Reprinted with permission from Alternet
A new report from The Atlantic's Jeffrey Goldberg on Thursday night revealed new and galling details about President Donald Trump's stunning level of contempt for members of the military — particularly those who have died or been injured in battle.
While there's plenty of reason to be critical of the military and even those who serve in it, the comments reported in The Atlantic are remarkable and revealing about Trump's lack of character for several reasons. First, while Trump wraps himself in patriotism and militarism for electoral purposes, it's a sham; he has little understanding or respect for the military's values or its people. Second, it shows Trump's fundamental indecency. The incidents described show little concern or thought for the people and lives involved, including people close to him. And third, the reporting shows Trump has a dark and shallow view of the world, one in which self-interest rules all, and he believes there's no reason to sacrifice oneself for greater values. It's a frightening perspective for a political leader to hold.
Here are seven of the most notable details from the report:
1. The real reason Trump decided not to visit the Aisne-Marne American Cemetery during his 2018 trip to France
Trump rejected the idea of the visit because he feared his hair would become disheveled in the rain, and because he did not believe it important to honor American war dead, according to four people with firsthand knowledge of the discussion that day.
It was widely remarked upon that at the time that Trump's decision to forego the visit was a display of disrespect.
2. Trump's dismal view of dying in war
"Why should I go to that cemetery? It's filled with losers." In a separate conversation on the same trip, Trump referred to the more than 1,800 marines who lost their lives at Belleau Wood as "suckers" for getting killed.
3. Trump's reaction to the death of Sen. John McCain (R-AZ) — a Vietnam veteran and former prisoner of war whom the president long hated — was even worse than it appeared
When McCain died, in August 2018, Trump told his senior staff, according to three sources with direct knowledge of this event, "We're not going to support that loser's funeral," and he became furious, according to witnesses, when he saw flags lowered to half-staff. "What the fuck are we doing that for? Guy was a fucking loser," the president told aides.
4. Trump demeaned the intelligence of people who joined the military who serve under his command
According to eyewitnesses, after a White House briefing given by the then-chairman of the Joint Chiefs of Staff, General Joe Dunford, Trump turned to aides and said, "That guy is smart. Why did he join the military?"
5. Trump couldn't even show respect for his own appointee's son
Trump was meant, on this visit, to join John Kelly in paying respects at his son's grave, and to comfort the families of other fallen service members. But according to sources with knowledge of this visit, Trump, while standing by Robert Kelly's grave, turned directly to his father and said, "I don't get it. What was in it for them?" Kelly (who declined to comment for this story) initially believed, people close to him said, that Trump was making a ham-handed reference to the selflessness of America's all-volunteer force. But later he came to realize that Trump simply does not understand non-transactional life choices.

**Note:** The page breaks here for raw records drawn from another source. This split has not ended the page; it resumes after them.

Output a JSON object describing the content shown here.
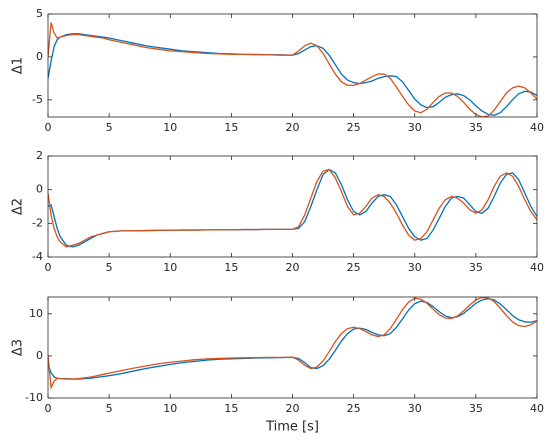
{
  "chart_data": [
    {
      "type": "line",
      "ylabel": "Δ1",
      "x": [
        0,
        0.25,
        0.5,
        0.75,
        1,
        1.5,
        2,
        2.5,
        3,
        3.5,
        4,
        4.5,
        5,
        6,
        7,
        8,
        9,
        10,
        11,
        12,
        13,
        14,
        15,
        16,
        17,
        18,
        19,
        20,
        20.5,
        21,
        21.5,
        22,
        22.5,
        23,
        23.5,
        24,
        24.5,
        25,
        25.5,
        26,
        26.5,
        27,
        27.5,
        28,
        28.5,
        29,
        29.5,
        30,
        30.5,
        31,
        31.5,
        32,
        32.5,
        33,
        33.5,
        34,
        34.5,
        35,
        35.5,
        36,
        36.5,
        37,
        37.5,
        38,
        38.5,
        39,
        39.5,
        40
      ],
      "series": [
        {
          "color": "#0072BD",
          "values": [
            -2.5,
            -0.5,
            1.2,
            2.0,
            2.3,
            2.6,
            2.7,
            2.7,
            2.6,
            2.5,
            2.4,
            2.3,
            2.2,
            1.9,
            1.6,
            1.3,
            1.1,
            0.9,
            0.7,
            0.6,
            0.5,
            0.4,
            0.35,
            0.3,
            0.3,
            0.25,
            0.25,
            0.2,
            0.4,
            0.8,
            1.2,
            1.3,
            1.0,
            0.2,
            -0.9,
            -2.0,
            -2.7,
            -3.0,
            -3.1,
            -3.0,
            -2.8,
            -2.5,
            -2.3,
            -2.2,
            -2.3,
            -2.9,
            -3.9,
            -4.9,
            -5.6,
            -5.9,
            -5.8,
            -5.3,
            -4.7,
            -4.4,
            -4.3,
            -4.5,
            -5.0,
            -5.7,
            -6.3,
            -6.7,
            -6.8,
            -6.5,
            -5.8,
            -5.0,
            -4.3,
            -4.0,
            -4.1,
            -4.5
          ]
        },
        {
          "color": "#D95319",
          "values": [
            0,
            4.0,
            2.8,
            2.2,
            2.3,
            2.5,
            2.6,
            2.6,
            2.5,
            2.4,
            2.3,
            2.2,
            2.0,
            1.7,
            1.4,
            1.1,
            0.9,
            0.7,
            0.6,
            0.5,
            0.4,
            0.35,
            0.3,
            0.3,
            0.25,
            0.25,
            0.2,
            0.2,
            0.7,
            1.3,
            1.6,
            1.3,
            0.4,
            -0.8,
            -2.0,
            -2.9,
            -3.3,
            -3.3,
            -3.1,
            -2.7,
            -2.3,
            -2.0,
            -2.0,
            -2.5,
            -3.5,
            -4.6,
            -5.6,
            -6.3,
            -6.5,
            -6.1,
            -5.3,
            -4.6,
            -4.2,
            -4.2,
            -4.6,
            -5.3,
            -6.1,
            -6.7,
            -7.0,
            -6.9,
            -6.2,
            -5.2,
            -4.2,
            -3.6,
            -3.4,
            -3.6,
            -4.2,
            -4.9
          ]
        }
      ],
      "xlim": [
        0,
        40
      ],
      "xticks": [
        0,
        5,
        10,
        15,
        20,
        25,
        30,
        35,
        40
      ],
      "ylim": [
        -7,
        5
      ],
      "yticks": [
        -5,
        0,
        5
      ]
    },
    {
      "type": "line",
      "ylabel": "Δ2",
      "x": [
        0,
        0.25,
        0.5,
        0.75,
        1,
        1.5,
        2,
        2.5,
        3,
        3.5,
        4,
        4.5,
        5,
        6,
        7,
        8,
        9,
        10,
        11,
        12,
        13,
        14,
        15,
        16,
        17,
        18,
        19,
        20,
        20.5,
        21,
        21.5,
        22,
        22.5,
        23,
        23.5,
        24,
        24.5,
        25,
        25.5,
        26,
        26.5,
        27,
        27.5,
        28,
        28.5,
        29,
        29.5,
        30,
        30.5,
        31,
        31.5,
        32,
        32.5,
        33,
        33.5,
        34,
        34.5,
        35,
        35.5,
        36,
        36.5,
        37,
        37.5,
        38,
        38.5,
        39,
        39.5,
        40
      ],
      "series": [
        {
          "color": "#0072BD",
          "values": [
            -1.0,
            -0.9,
            -1.6,
            -2.3,
            -2.8,
            -3.3,
            -3.4,
            -3.3,
            -3.1,
            -2.9,
            -2.7,
            -2.6,
            -2.5,
            -2.45,
            -2.44,
            -2.43,
            -2.42,
            -2.41,
            -2.4,
            -2.4,
            -2.39,
            -2.38,
            -2.38,
            -2.37,
            -2.37,
            -2.36,
            -2.36,
            -2.35,
            -2.3,
            -1.9,
            -1.0,
            0.0,
            0.9,
            1.2,
            1.0,
            0.3,
            -0.6,
            -1.3,
            -1.5,
            -1.3,
            -0.8,
            -0.4,
            -0.3,
            -0.4,
            -0.9,
            -1.6,
            -2.3,
            -2.8,
            -3.0,
            -2.9,
            -2.4,
            -1.7,
            -1.0,
            -0.5,
            -0.4,
            -0.5,
            -0.9,
            -1.3,
            -1.4,
            -1.1,
            -0.4,
            0.4,
            0.9,
            1.0,
            0.6,
            -0.2,
            -1.0,
            -1.6
          ]
        },
        {
          "color": "#D95319",
          "values": [
            -0.2,
            -1.5,
            -2.3,
            -2.8,
            -3.1,
            -3.4,
            -3.3,
            -3.2,
            -3.0,
            -2.8,
            -2.7,
            -2.6,
            -2.5,
            -2.45,
            -2.44,
            -2.43,
            -2.42,
            -2.41,
            -2.4,
            -2.4,
            -2.39,
            -2.38,
            -2.38,
            -2.37,
            -2.37,
            -2.36,
            -2.36,
            -2.35,
            -2.2,
            -1.5,
            -0.5,
            0.5,
            1.1,
            1.2,
            0.7,
            -0.1,
            -1.0,
            -1.5,
            -1.4,
            -1.0,
            -0.5,
            -0.3,
            -0.4,
            -0.8,
            -1.4,
            -2.1,
            -2.7,
            -3.0,
            -2.9,
            -2.5,
            -1.8,
            -1.1,
            -0.6,
            -0.4,
            -0.5,
            -0.8,
            -1.2,
            -1.4,
            -1.2,
            -0.6,
            0.2,
            0.8,
            1.0,
            0.8,
            0.2,
            -0.6,
            -1.3,
            -1.8
          ]
        }
      ],
      "xlim": [
        0,
        40
      ],
      "xticks": [
        0,
        5,
        10,
        15,
        20,
        25,
        30,
        35,
        40
      ],
      "ylim": [
        -4,
        2
      ],
      "yticks": [
        -4,
        -2,
        0,
        2
      ]
    },
    {
      "type": "line",
      "ylabel": "Δ3",
      "xlabel": "Time [s]",
      "x": [
        0,
        0.25,
        0.5,
        0.75,
        1,
        1.5,
        2,
        2.5,
        3,
        3.5,
        4,
        4.5,
        5,
        6,
        7,
        8,
        9,
        10,
        11,
        12,
        13,
        14,
        15,
        16,
        17,
        18,
        19,
        20,
        20.5,
        21,
        21.5,
        22,
        22.5,
        23,
        23.5,
        24,
        24.5,
        25,
        25.5,
        26,
        26.5,
        27,
        27.5,
        28,
        28.5,
        29,
        29.5,
        30,
        30.5,
        31,
        31.5,
        32,
        32.5,
        33,
        33.5,
        34,
        34.5,
        35,
        35.5,
        36,
        36.5,
        37,
        37.5,
        38,
        38.5,
        39,
        39.5,
        40
      ],
      "series": [
        {
          "color": "#0072BD",
          "values": [
            -2,
            -4,
            -5,
            -5.3,
            -5.4,
            -5.4,
            -5.5,
            -5.5,
            -5.4,
            -5.3,
            -5.1,
            -4.9,
            -4.7,
            -4.2,
            -3.6,
            -3.0,
            -2.5,
            -2.0,
            -1.6,
            -1.3,
            -1.0,
            -0.8,
            -0.7,
            -0.6,
            -0.5,
            -0.45,
            -0.4,
            -0.35,
            -0.6,
            -1.6,
            -2.8,
            -3.0,
            -2.3,
            -0.8,
            1.3,
            3.5,
            5.3,
            6.4,
            6.6,
            6.3,
            5.6,
            5.0,
            4.8,
            5.3,
            6.8,
            8.8,
            10.9,
            12.4,
            13.0,
            12.7,
            11.7,
            10.5,
            9.5,
            9.1,
            9.3,
            10.1,
            11.3,
            12.5,
            13.3,
            13.6,
            13.3,
            12.3,
            11.0,
            9.6,
            8.6,
            8.1,
            8.0,
            8.4
          ]
        },
        {
          "color": "#D95319",
          "values": [
            0,
            -7.5,
            -6,
            -5.3,
            -5.4,
            -5.5,
            -5.5,
            -5.4,
            -5.2,
            -5.0,
            -4.7,
            -4.4,
            -4.1,
            -3.5,
            -2.9,
            -2.4,
            -1.9,
            -1.5,
            -1.2,
            -0.9,
            -0.7,
            -0.6,
            -0.5,
            -0.45,
            -0.4,
            -0.35,
            -0.35,
            -0.3,
            -1.0,
            -2.2,
            -3.0,
            -2.6,
            -1.2,
            1.0,
            3.4,
            5.3,
            6.5,
            6.8,
            6.5,
            5.8,
            5.0,
            4.6,
            5.0,
            6.5,
            8.7,
            11.0,
            12.8,
            13.7,
            13.5,
            12.5,
            11.1,
            9.8,
            9.0,
            8.9,
            9.5,
            10.7,
            12.1,
            13.3,
            13.9,
            13.8,
            12.9,
            11.3,
            9.6,
            8.1,
            7.2,
            7.0,
            7.4,
            8.3
          ]
        }
      ],
      "xlim": [
        0,
        40
      ],
      "xticks": [
        0,
        5,
        10,
        15,
        20,
        25,
        30,
        35,
        40
      ],
      "ylim": [
        -10,
        14
      ],
      "yticks": [
        -10,
        0,
        10
      ]
    }
  ]
}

6. Trump has greatly exaggerated the extent of his efforts to comfort the families of fallen service members
Trump recently claimed that he has received the bodies of slain service members "many, many" times, but in fact he has traveled to Dover Air Force Base, the transfer point for the remains of fallen service members, only four times since becoming president. In another incident, Trump falsely claimed that he had called "virtually all" of the families of service members who had died during his term, then began rush-shipping condolence letters when families said the president was not telling the truth.
7. Perhaps worst of all, Trump showed contempt and disgust for veterans disabled at war
Trump has been, for the duration of his presidency, fixated on staging military parades, but only of a certain sort. In a 2018 White House planning meeting for such an event, Trump asked his staff not to include wounded veterans, on grounds that spectators would feel uncomfortable in the presence of amputees. "Nobody wants to see that," he said.
One curious aspect of the report is its timing. Why is this coming out now? It seems that some people in the administration or close to it, perhaps collectively, have decided to reveal deeply shameful details about the president's character within two months of the election. This strongly suggests that they would like to see him voted out. However, it raises the question: If they do indeed feel so strongly about the president's unfitness, why won't they speak out on the record? If not now, when would they?
Conservative writer David French observed that, though the report will likely be dismissed by the president's defenders, the number of sources Goldberg cited makes the piece hard to dispute:
Even more significant, AP reporter James LaPorta provided substantial corroboration:
Recent polling found that the president has lost a significant amount of his political support within the ranks of the military. Pieces like this, which stirred swift and fierce outrage, are unlikely to help.